I know that most dwarf players use a fairly standard 'fort' strategy and then some go for the whole hammer strategy, I personally use a combination, kindof a wall with big guns behind it and slayers, foresters, gyrocopters and miners to mash em up that little more, has anyone got any other tactics that work with dwarves?


----------



## Hespithe

I've never seen a Dwarf army that did well without ranged weaponry. Gunners, Quarrelers and War Machines are, IMHO, necessary to a well rounded Dwarf army. The Gyrocopter is a favorite, as it actually helps to ensure that the ranged abilities of the army get the opportunity to operate at max potential. Miners are always an excellent choice, simply due to their reserve ability and hitting power. The true theme of an army, and what will ultimately define the armies tactical plan, is set the moment the characters for the army are chosen. I've seen very cool and competitive lists using the Dwarf Lord, the Anvil/Runesmith, and simply using multiple Thanes and multiple Engineers with a Master Engineer.
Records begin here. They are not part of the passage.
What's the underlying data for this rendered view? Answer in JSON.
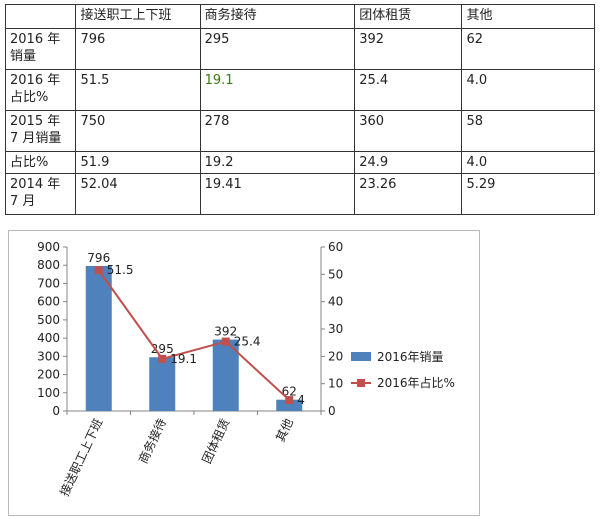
{
  "table": {
    "header": [
      "",
      "接送职工上下班",
      "商务接待",
      "团体租赁",
      "其他"
    ],
    "rows": [
      {
        "label": "2016 年销量",
        "cells": [
          "796",
          "295",
          "392",
          "62"
        ]
      },
      {
        "label": "2016 年占比%",
        "cells": [
          "51.5",
          "19.1",
          "25.4",
          "4.0"
        ]
      },
      {
        "label": "2015 年 7 月销量",
        "cells": [
          "750",
          "278",
          "360",
          "58"
        ]
      },
      {
        "label": "占比%",
        "cells": [
          "51.9",
          "19.2",
          "24.9",
          "4.0"
        ]
      },
      {
        "label": "2014 年 7 月",
        "cells": [
          "52.04",
          "19.41",
          "23.26",
          "5.29"
        ]
      }
    ]
  },
  "chart_data": {
    "type": "bar",
    "categories": [
      "接送职工上下班",
      "商务接待",
      "团体租赁",
      "其他"
    ],
    "series": [
      {
        "name": "2016年销量",
        "type": "bar",
        "axis": "left",
        "values": [
          796,
          295,
          392,
          62
        ],
        "data_labels": [
          "796",
          "295",
          "392",
          "62"
        ],
        "color": "#4f81bd"
      },
      {
        "name": "2016年占比%",
        "type": "line",
        "axis": "right",
        "values": [
          51.5,
          19.1,
          25.4,
          4
        ],
        "data_labels": [
          "51.5",
          "19.1",
          "25.4",
          "4"
        ],
        "color": "#c0504d"
      }
    ],
    "y_left": {
      "range": [
        0,
        900
      ],
      "ticks": [
        "0",
        "100",
        "200",
        "300",
        "400",
        "500",
        "600",
        "700",
        "800",
        "900"
      ]
    },
    "y_right": {
      "range": [
        0,
        60
      ],
      "ticks": [
        "0",
        "10",
        "20",
        "30",
        "40",
        "50",
        "60"
      ]
    },
    "grid": false,
    "legend_position": "right"
  }
}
I'm still not sure which setup I prefer...


----------



## Frodo

I guess that is kinda what you get with dwarves, one of the most powerful armies but without much tactical felxibility.


----------



## mgtymouze

The Anvil of Doom (with or without Thorek Ironbrow) is a good choice for being either offensive or defensive. Use the rune of wrath and ruin to hit a unit and steal half their movement or the rune of Oath and Honor to give a freindly unit a "free move" in the shooting phase. If you use ancient power with these then you affect D3 units. If I don't take an anvil I will take a unit of hammerers with a lord to make them immune to fear and terror on top of being stubborn. Rangers are also good to sucker a unit into charging to be set up for a counter charge or at a minimum denying an enemy unit the ability to march.


----------



## The Son of Horus

I've seen Dwarf armies that don't have a single gun in them do some serious damage-- Ironbreakers, Hammerers, Longbeards, and Slayers are all downright mean in close combat, and the basic Dwarf Warrior isn't a slouch either, if only because he's WS4, T4, and has a 3+ armor save when fighting to the front with a hand weapon and shield.


----------



## Frodo

yeah, take that with some big guns to smash em up a bit first and youre nigh undefeatable.


----------